Opinion
6926 6927 Ind. 3134/13
06-21-2018
Robert S. Dean, Center for Appellate Litigation, New York (John Vang of counsel), for appellant. Devar Hurd, appellant pro se. Cyrus R. Vance, Jr., District Attorney, New York (Lee M. Pollack of counsel), for respondent.
Robert S. Dean, Center for Appellate Litigation, New York (John Vang of counsel), for appellant.
Devar Hurd, appellant pro se.
Cyrus R. Vance, Jr., District Attorney, New York (Lee M. Pollack of counsel), for respondent.
Manzanet–Daniels, J.P., Gische, Andrias, Kapnick, Kern, JJ.
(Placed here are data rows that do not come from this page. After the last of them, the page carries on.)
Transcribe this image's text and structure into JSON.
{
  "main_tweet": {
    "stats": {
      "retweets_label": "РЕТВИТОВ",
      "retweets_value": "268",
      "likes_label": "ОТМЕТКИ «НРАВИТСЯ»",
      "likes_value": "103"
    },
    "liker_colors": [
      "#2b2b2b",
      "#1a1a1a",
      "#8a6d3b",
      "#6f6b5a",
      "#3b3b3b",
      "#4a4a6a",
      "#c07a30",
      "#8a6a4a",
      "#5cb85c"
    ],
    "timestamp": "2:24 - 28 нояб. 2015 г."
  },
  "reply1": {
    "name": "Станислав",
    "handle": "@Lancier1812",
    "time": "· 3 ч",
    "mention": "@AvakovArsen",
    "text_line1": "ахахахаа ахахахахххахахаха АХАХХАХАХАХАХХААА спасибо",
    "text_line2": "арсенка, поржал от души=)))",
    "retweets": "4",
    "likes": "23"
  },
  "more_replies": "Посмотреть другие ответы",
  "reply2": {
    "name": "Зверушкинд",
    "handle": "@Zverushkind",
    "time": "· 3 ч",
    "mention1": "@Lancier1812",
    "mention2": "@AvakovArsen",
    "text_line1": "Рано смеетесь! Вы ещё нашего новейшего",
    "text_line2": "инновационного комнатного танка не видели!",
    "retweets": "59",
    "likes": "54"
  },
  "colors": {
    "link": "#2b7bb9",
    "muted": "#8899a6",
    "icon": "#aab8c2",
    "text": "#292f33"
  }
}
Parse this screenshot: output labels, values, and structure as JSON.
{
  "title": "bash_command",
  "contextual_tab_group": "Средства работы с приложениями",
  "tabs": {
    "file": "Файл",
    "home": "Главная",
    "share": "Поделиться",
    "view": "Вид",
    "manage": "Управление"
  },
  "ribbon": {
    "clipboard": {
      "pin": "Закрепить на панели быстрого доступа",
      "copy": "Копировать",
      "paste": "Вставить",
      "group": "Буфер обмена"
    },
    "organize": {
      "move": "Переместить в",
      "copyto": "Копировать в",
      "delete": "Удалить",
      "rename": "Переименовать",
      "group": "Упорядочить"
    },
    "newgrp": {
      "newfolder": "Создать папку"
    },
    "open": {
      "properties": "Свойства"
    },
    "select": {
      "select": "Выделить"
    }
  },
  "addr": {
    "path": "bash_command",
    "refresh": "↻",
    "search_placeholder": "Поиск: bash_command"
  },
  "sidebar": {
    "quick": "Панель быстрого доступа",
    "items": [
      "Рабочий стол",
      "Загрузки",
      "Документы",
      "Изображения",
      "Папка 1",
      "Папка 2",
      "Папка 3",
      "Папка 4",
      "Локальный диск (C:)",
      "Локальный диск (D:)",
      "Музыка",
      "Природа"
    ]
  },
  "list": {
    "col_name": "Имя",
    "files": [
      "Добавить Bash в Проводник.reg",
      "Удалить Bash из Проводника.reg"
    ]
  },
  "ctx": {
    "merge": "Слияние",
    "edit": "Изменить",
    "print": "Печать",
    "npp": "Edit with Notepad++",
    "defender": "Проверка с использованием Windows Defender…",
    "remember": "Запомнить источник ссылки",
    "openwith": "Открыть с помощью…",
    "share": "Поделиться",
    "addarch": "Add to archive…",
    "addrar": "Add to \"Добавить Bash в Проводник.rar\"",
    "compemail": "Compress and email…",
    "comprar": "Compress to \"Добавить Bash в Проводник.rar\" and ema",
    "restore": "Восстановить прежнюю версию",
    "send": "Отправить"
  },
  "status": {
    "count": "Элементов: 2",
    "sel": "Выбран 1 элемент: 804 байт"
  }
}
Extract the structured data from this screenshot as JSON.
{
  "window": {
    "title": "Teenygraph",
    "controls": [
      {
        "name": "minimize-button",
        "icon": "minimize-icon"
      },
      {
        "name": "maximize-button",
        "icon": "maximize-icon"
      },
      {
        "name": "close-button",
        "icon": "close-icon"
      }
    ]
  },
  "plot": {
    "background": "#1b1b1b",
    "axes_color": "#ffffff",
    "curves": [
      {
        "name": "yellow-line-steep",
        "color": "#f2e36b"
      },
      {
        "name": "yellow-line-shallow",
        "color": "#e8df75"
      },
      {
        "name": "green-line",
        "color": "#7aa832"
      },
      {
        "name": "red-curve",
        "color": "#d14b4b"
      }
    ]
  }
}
Judgment, Supreme Court, New York County (Charles H. Solomon, J. at speedy trial motion; Roger S. Hayes, J. at jury trial and sentencing), rendered October 23, 2015, convicting defendant of criminal contempt in the second degree (seven counts), stalking in the fourth degree and harassment in the first degree, and sentencing him to an aggregate term of 7 years and 180 days, and judgment, same court (A. Kirke Bartley, Jr., J.), rendered March 31, 2016, convicting defendant, after a jury trial, of stalking in the second degree, and sentencing him to a concurrent term of 1? to 4 years, unanimously affirmed.
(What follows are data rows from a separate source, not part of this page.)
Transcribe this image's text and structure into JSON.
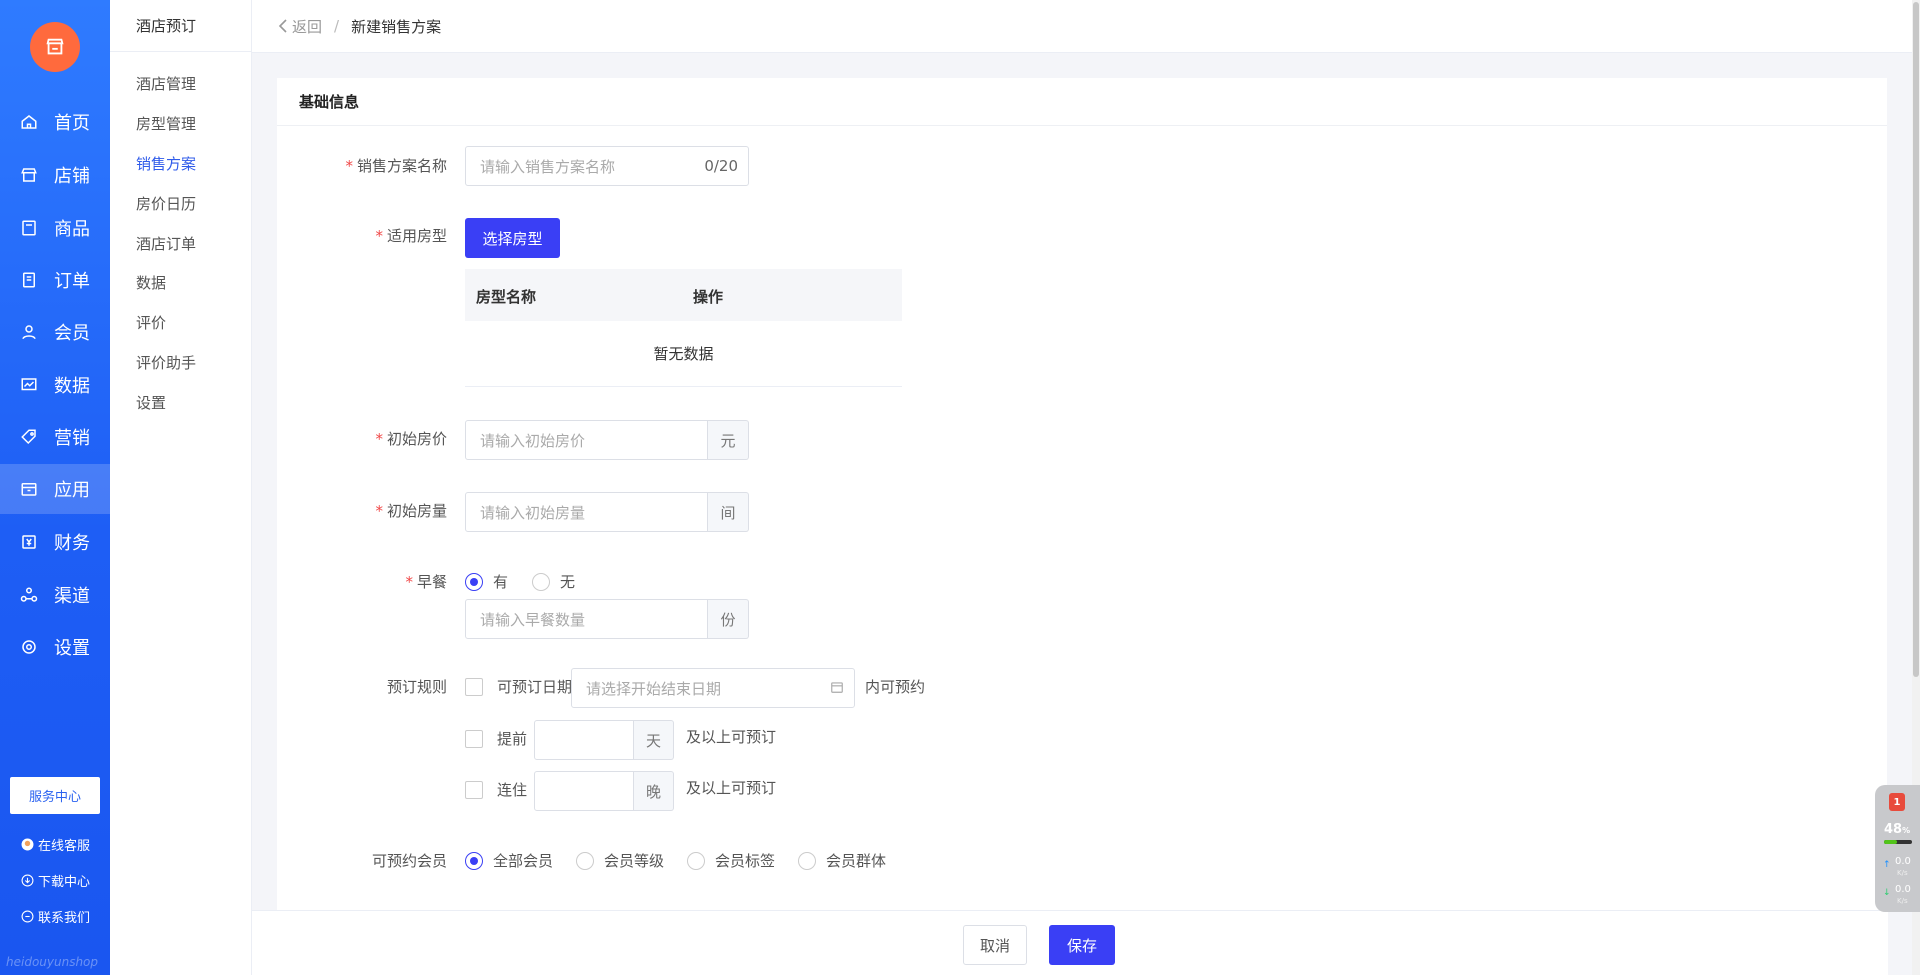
{
  "nav": {
    "items": [
      {
        "label": "首页",
        "icon": "home-icon"
      },
      {
        "label": "店铺",
        "icon": "store-icon"
      },
      {
        "label": "商品",
        "icon": "bag-icon"
      },
      {
        "label": "订单",
        "icon": "document-icon"
      },
      {
        "label": "会员",
        "icon": "user-icon"
      },
      {
        "label": "数据",
        "icon": "chart-icon"
      },
      {
        "label": "营销",
        "icon": "tag-icon"
      },
      {
        "label": "应用",
        "icon": "box-icon"
      },
      {
        "label": "财务",
        "icon": "finance-icon"
      },
      {
        "label": "渠道",
        "icon": "channel-icon"
      },
      {
        "label": "设置",
        "icon": "gear-icon"
      }
    ],
    "active_index": 7,
    "service_center": "服务中心",
    "links": [
      {
        "label": "在线客服",
        "icon": "support-avatar-icon"
      },
      {
        "label": "下载中心",
        "icon": "download-icon"
      },
      {
        "label": "联系我们",
        "icon": "chat-icon"
      }
    ],
    "watermark": "heidouyunshop"
  },
  "subnav": {
    "title": "酒店预订",
    "items": [
      "酒店管理",
      "房型管理",
      "销售方案",
      "房价日历",
      "酒店订单",
      "数据",
      "评价",
      "评价助手",
      "设置"
    ],
    "active_index": 2
  },
  "header": {
    "back": "返回",
    "separator": "/",
    "current": "新建销售方案"
  },
  "form": {
    "section_title": "基础信息",
    "plan_name": {
      "label": "销售方案名称",
      "placeholder": "请输入销售方案名称",
      "count": "0/20"
    },
    "room_type": {
      "label": "适用房型",
      "button": "选择房型",
      "columns": [
        "房型名称",
        "操作"
      ],
      "empty": "暂无数据"
    },
    "initial_price": {
      "label": "初始房价",
      "placeholder": "请输入初始房价",
      "unit": "元"
    },
    "initial_rooms": {
      "label": "初始房量",
      "placeholder": "请输入初始房量",
      "unit": "间"
    },
    "breakfast": {
      "label": "早餐",
      "options": [
        "有",
        "无"
      ],
      "selected": 0,
      "placeholder": "请输入早餐数量",
      "unit": "份"
    },
    "booking_rules": {
      "label": "预订规则",
      "date_check": "可预订日期",
      "date_placeholder": "请选择开始结束日期",
      "date_suffix": "内可预约",
      "advance_check": "提前",
      "advance_unit": "天",
      "advance_suffix": "及以上可预订",
      "stay_check": "连住",
      "stay_unit": "晚",
      "stay_suffix": "及以上可预订"
    },
    "members": {
      "label": "可预约会员",
      "options": [
        "全部会员",
        "会员等级",
        "会员标签",
        "会员群体"
      ],
      "selected": 0
    }
  },
  "footer": {
    "cancel": "取消",
    "save": "保存"
  },
  "widget": {
    "badge": "1",
    "percent": "48",
    "percent_unit": "%",
    "percent_value": 0.48,
    "up": "0.0",
    "down": "0.0",
    "unit": "K/s"
  },
  "colors": {
    "primary": "#3a3ff5",
    "nav_bg": "#1e5ef5",
    "logo": "#ff6a3d",
    "required": "#f04848"
  }
}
We find unavailing defendant's challenges to the sufficiency and weight of the evidence supporting the stalking and harassment convictions (see People v. Danielson , 9 N.Y.3d 342, 348, 849 N.Y.S.2d 480, 880 N.E.2d 1 [2007] ). The evidence of defendant's hundreds of tweets to the victim on Twitter, some of which were sexual, hostile, or aggressive in nature, established defendant's intent and the victim's reasonable fear, as required by the statutes, when viewed in light of all the circumstances, including orders of protection prohibiting defendant from contacting the victim or certain family members, issued in connection with defendant's prior conviction of stalking the same victim (see People v. Brown , 61 A.D.3d 1007, 877 N.Y.S.2d 482 [3d Dept. 2007] ; see also People v. Noka , 51 A.D.3d 468, 857 N.Y.S.2d 549 [1st Dept. 2008], lv denied 11 N.Y.3d 739, 864 N.Y.S.2d 398, 894 N.E.2d 662 [2008] ).
Defendant's challenge to venue as to the second-degree stalking count is unpreserved and affirmatively waived (see People v. Hand , 140 A.D.3d 636, 34 N.Y.S.3d 54 [1st Dept. 2016], lv denied 28 N.Y.3d 971, 43 N.Y.S.3d 258, 66 N.E.3d 4 [2016] ), and we decline to review it in the interest of justice. As an alternative holding, we find that the People met their burden of establishing by a preponderance of the evidence that venue was proper in New York County, where the victim viewed defendant's electronic communications (see CPL 20.40[1][a], [2][a] ; 20.60[1],[3] ). For the same reasons, we reject, on the merits, defendant's arguments regarding venue for the fourth-degree stalking and harassment counts.
We have considered and rejected defendant's pro se speedy trial arguments.